Although these statistics might seem distressing, there is some good news worth noting: scientists and researchers have identified what may be the root cause of infertility issues that are preventing many women from experiencing the joys of motherhood. In short, two well-regarded studies show that chronic stress and high levels of the hormone ghrelin, also known as the hunger hormone, can make it difficult for a woman to become pregnant. Fortunately, there are a few ways for women to lower high ghrelin levels and ultimately improve their chances of conceiving.
What You Should Know About the Hunger Hormone
Before detailing the relationship between high levels of the hormone ghrelin and infertility, let’s take a moment to familiarize ourselves with how this hormone works in the human body. Ghrelin is a hormone that is released in the stomach and that sends hunger signals to the brain whenever you’re hungry.
Several studies show that those who are thin produce more of this hormone than those who are overweight or obese. It is also worth noting that ghrelin works in conjunction with another hunger hormone, leptin. Unlike ghrelin, leptin alerts the brain when you’re full, which helps prevent overeating. Both of these hormones play a critical role in regulating food intake and body weight.
What Is the Correlation Between High Ghrelin Levels and Infertility?
Although the two seemingly don’t have anything to do with one another, high ghrelin levels and fertility issues may be interconnected. It is also important to note that ghrelin production not only ramps up when you’re hungry but also when you’re feeling stressed. Researchers and scientists involved in the study concluded that high levels of the ghrelin hormone, especially when coupled with chronic stress, can negatively impact a woman’s ovarian function.

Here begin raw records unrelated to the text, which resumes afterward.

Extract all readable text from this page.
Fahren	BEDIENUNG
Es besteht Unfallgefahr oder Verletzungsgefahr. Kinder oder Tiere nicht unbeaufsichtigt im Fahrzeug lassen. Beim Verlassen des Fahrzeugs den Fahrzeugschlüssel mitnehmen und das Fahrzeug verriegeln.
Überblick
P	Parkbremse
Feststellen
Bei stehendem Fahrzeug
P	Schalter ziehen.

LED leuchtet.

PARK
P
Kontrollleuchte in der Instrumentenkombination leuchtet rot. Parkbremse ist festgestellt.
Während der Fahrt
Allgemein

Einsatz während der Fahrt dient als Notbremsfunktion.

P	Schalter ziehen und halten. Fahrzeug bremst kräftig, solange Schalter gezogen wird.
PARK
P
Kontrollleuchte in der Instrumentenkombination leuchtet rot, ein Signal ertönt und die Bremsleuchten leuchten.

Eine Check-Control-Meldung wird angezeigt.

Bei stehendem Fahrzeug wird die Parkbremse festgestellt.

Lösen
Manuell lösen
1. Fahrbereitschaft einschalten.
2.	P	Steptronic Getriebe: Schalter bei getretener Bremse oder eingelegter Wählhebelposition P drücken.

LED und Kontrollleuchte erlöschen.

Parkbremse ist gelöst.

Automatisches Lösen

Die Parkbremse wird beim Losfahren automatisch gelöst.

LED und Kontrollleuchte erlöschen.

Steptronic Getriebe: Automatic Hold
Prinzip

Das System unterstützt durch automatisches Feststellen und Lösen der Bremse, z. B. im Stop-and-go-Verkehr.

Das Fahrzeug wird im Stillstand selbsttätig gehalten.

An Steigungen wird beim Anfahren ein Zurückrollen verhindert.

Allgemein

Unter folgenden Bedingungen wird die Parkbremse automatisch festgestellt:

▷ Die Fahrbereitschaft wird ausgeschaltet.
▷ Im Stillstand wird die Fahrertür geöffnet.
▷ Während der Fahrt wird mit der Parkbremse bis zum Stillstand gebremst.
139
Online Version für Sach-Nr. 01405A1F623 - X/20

More than that, high levels of the hormone ghrelin can also cause a decline in the HOXA10 gene, according to a study. For those who may not be familiar with HOXA10, it is a protein-coding gene that plays a critical role when it comes to uterine function. All in all, there are multiple physiological changes that take place when a woman’s ghrelin levels are too high, all of which can make conceiving that much harder.
What Can We Learn From the Study Conducted by RMIT University?
A study conducted by RMIT University, which involved female lab mice, revealed that blocking ghrelin receptors helped minimize the impact that stress had on their reproductive function. In another study conducted by researchers at Yale School of Medicine, mice with very low ghrelin levels experienced more fertility issues than those with normal ghrelin levels. And the ones that did conceive produced smaller litters compared to those with normal ghrelin levels. While these studies only involved mice, it is not unreasonable to think that the results would be the same in human participants as well. After all, there are many parallels between mice and humans, particularly when it comes to stress response and certain aspects of reproductive development.
How to Get High Ghrelin Levels Under Control
Now that we have a basic understanding of ghrelin and how this hunger hormone affects fertility, let’s take a look at a few things that women can do to lower high ghrelin levels and also improve their odds of conceiving in the process:
- Eating on a regular schedule
- Getting between seven and nine hours of sleep each night
- Eating more protein-rich foods
- Eating more fiber
- Limiting processed foods
- Maintaining a healthy weight
The Bottom Line
If you’re a woman who is having a difficult time conceiving, high levels of the hormone ghrelin may be the problem. That said, following the tips for lowering ghrelin levels outlined in this article can go a long way toward making your dreams of motherhood a reality.